An event whose chord has no physically possible fingering carries notes: [] (see divergence 2 below). durationBeats is passed through from the input untouched, including zero or negative values.

Feeding a tablature renderer

The core stops at renderer-neutral positions plus rhythmic onsets and durations; turning those into a specific renderer's format is adapter work (the tutts-alphatab sibling maps TabData to alphaTex). The adapter owns two renderer-specific concerns:

• String numbering. This core indexes string 0 as the thinnest; alphaTex/Guitar Pro use a 1-based numbering where string 1 is the highest-pitched. The adapter reconciles the two.
• Note values & rests. durationBeats is a beat count; the adapter decomposes it into the renderer's note-value tokens and inserts rests, beams, and ties.

Everything the adapter needs is on TabData: per note string, fret, midi, durationBeats; per event the onset beats; plus tuning, time signature(s), and optional tempo.

Divergences from tuttut

This port reproduces tuttut's algorithm, but deliberately fixes three reference behaviors:

1. Notes at the clip end are never dropped. tuttut derives the clip length from raw note end times, so a zero-duration note at the end of the clip (or a note whose onset quantization pushes past the last note's end) silently vanishes. This port computes the clip end from snapped onsets and guarantees every onset lands in a measure.
2. Unplayable chords render as empty events, not phantom notes. In the reference, a chord with no possible fingering keeps a -1 observation, which numpy's negative indexing resolves to the last chord's emission column: the output then contains notes borrowed from an unrelated chord. This port skips unplayable chords in the Viterbi observation sequence and emits the event with notes: []; adjacent playable chords transition directly across the gap.
3. The first chord gets the easiest fingering, not the hardest. tuttut seeds the initial Viterbi state distribution with isolated difficulty (the inverse of easiness) where every later transition is weighted by easiness. The result is that the hardest fingering of the first chord is the most probable start (a melody of repeated open-string E4s begins at the 19th fret). This is a confirmed inversion bug in the reference; this port seeds the initial distribution with easiness.

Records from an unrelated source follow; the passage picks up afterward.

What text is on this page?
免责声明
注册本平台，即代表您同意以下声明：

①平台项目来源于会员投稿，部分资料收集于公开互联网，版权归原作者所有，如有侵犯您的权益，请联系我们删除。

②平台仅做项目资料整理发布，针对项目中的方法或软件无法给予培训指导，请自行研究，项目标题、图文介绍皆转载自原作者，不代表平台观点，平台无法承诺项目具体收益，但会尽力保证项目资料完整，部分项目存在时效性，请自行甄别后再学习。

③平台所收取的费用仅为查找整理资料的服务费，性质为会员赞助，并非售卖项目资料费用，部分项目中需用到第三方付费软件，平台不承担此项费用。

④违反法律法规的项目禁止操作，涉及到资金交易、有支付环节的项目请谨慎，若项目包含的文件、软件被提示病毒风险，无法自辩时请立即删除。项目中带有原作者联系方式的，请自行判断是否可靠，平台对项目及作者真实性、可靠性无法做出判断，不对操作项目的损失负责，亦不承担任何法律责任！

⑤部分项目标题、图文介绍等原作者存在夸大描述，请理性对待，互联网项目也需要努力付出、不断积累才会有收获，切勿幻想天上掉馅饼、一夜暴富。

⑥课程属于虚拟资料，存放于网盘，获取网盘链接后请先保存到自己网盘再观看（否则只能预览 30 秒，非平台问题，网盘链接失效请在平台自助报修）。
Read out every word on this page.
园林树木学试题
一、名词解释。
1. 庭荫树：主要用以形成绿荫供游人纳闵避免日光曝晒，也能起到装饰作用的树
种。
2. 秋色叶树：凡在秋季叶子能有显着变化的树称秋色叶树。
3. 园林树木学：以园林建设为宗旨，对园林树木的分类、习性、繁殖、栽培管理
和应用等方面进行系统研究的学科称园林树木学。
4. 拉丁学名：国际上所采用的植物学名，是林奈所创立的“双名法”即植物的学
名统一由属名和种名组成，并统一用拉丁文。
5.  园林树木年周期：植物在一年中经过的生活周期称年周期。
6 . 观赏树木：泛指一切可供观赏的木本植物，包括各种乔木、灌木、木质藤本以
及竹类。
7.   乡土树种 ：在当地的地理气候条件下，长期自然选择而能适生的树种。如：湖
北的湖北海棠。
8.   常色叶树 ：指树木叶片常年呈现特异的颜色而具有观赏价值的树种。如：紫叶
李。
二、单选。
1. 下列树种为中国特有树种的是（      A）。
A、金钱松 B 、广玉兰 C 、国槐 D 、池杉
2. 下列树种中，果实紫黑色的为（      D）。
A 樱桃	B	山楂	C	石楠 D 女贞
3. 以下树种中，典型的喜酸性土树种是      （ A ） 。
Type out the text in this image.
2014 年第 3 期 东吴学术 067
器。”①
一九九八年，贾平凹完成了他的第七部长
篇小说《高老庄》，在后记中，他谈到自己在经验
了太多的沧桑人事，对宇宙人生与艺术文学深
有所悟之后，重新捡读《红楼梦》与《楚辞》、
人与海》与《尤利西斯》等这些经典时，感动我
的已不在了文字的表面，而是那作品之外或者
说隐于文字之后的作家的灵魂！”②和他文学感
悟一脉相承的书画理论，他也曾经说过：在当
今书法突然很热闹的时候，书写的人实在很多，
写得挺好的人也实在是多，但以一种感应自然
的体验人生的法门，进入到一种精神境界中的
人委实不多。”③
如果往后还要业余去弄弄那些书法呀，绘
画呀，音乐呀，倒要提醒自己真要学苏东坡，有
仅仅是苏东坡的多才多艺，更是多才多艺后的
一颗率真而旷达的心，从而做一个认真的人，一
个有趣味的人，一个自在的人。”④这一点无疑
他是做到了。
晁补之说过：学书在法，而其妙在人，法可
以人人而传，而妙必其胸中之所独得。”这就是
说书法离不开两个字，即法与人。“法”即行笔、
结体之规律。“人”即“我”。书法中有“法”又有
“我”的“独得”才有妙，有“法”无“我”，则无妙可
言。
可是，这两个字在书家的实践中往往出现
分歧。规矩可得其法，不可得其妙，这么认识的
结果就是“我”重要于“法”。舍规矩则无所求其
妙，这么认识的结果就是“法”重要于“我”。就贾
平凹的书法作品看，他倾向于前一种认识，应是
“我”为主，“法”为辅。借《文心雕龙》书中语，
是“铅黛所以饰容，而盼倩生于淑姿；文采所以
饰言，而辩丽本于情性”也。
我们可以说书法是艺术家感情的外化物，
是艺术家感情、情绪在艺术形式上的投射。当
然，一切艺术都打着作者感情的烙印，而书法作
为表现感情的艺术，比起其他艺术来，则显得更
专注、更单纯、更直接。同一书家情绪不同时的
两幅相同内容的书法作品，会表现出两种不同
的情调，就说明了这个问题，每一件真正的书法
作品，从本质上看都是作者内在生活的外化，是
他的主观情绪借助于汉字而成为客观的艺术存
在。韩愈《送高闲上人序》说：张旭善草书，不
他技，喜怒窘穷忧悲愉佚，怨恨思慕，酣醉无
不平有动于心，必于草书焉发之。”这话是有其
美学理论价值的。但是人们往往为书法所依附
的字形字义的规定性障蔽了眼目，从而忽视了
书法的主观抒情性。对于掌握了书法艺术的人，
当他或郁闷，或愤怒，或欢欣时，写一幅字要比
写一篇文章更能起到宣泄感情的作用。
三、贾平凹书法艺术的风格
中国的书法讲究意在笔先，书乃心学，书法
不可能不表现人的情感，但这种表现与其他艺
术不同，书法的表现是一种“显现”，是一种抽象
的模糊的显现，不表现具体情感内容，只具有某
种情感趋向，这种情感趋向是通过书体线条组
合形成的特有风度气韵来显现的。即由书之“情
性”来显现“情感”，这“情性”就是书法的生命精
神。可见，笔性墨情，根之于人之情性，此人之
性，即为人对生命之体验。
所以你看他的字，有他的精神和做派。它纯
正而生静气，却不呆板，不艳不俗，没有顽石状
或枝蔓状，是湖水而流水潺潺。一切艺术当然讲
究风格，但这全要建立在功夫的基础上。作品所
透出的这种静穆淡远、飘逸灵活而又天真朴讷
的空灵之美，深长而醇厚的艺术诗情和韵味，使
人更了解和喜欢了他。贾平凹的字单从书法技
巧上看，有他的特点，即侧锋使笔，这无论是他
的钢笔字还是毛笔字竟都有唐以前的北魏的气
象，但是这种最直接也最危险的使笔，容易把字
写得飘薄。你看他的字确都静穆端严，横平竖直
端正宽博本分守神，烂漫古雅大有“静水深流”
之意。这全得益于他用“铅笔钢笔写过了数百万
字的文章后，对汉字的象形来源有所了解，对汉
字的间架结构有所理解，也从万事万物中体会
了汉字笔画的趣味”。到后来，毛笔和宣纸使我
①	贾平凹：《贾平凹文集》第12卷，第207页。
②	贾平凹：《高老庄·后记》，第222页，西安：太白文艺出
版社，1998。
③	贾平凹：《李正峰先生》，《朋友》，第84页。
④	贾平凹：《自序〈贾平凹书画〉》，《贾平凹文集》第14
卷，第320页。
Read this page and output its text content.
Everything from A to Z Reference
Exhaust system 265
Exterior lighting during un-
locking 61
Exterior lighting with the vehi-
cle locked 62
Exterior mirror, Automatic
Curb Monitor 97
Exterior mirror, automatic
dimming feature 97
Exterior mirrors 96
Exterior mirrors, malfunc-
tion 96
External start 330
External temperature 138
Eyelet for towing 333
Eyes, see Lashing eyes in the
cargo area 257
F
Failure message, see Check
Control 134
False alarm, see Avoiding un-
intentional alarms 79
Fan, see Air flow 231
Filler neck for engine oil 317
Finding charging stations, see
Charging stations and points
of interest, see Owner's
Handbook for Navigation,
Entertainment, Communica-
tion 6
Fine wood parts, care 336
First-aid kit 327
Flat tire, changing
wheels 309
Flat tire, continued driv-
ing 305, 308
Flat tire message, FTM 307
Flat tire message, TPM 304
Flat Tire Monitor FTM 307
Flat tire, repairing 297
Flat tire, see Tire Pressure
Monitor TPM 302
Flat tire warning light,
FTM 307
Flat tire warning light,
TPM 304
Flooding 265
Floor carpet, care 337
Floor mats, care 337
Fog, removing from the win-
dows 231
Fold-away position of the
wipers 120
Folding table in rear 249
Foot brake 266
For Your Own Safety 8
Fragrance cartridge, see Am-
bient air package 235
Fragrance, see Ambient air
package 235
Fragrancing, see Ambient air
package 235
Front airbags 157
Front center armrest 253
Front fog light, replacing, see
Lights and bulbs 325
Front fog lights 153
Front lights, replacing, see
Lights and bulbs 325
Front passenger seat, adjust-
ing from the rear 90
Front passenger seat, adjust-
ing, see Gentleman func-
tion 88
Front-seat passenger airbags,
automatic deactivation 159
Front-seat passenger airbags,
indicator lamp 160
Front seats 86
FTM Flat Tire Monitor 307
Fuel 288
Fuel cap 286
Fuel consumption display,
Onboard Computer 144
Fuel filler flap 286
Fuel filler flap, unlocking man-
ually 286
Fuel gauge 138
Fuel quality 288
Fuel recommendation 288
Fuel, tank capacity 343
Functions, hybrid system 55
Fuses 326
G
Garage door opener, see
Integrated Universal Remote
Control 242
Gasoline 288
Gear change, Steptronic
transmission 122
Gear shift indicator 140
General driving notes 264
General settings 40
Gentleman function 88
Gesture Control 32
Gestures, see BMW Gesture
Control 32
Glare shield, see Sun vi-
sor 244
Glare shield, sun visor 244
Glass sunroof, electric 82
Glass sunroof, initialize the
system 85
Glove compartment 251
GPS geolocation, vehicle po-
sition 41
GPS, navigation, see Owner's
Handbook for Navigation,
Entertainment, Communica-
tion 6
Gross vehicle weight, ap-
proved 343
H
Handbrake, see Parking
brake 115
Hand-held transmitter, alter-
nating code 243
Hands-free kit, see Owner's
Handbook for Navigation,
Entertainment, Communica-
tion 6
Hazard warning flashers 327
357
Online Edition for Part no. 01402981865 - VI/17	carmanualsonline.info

Other reference quirks are kept faithfully: open strings are costless transitions, and note naming follows pretty_midi (including the low C-1 spelling).

Notes on fidelity and performance

A dev-only parity harness (parity/, not shipped) diffs output against the Python reference. Behavioral equivalence outside the divergences above is the bar; where multiple fingerings tie on cost, the chosen one may differ from Python without being wrong. The harness is expected to report diffs on the first chord of each case (divergence 3) and on any case involving unplayable chords or notes at the exact clip end (divergences 1 and 2).

Decoding cost scales as O(T·F²), where T is the number of onsets and F the total fingering count across distinct chords (the transition matrix is dense, F×F). Melodic clips stay small (F in the low hundreds). Chord-dense clips with many distinct chords grow quadratically and can reach seconds of compute; if you feed long, harmonically dense material, consider splitting it into sections.

License

MIT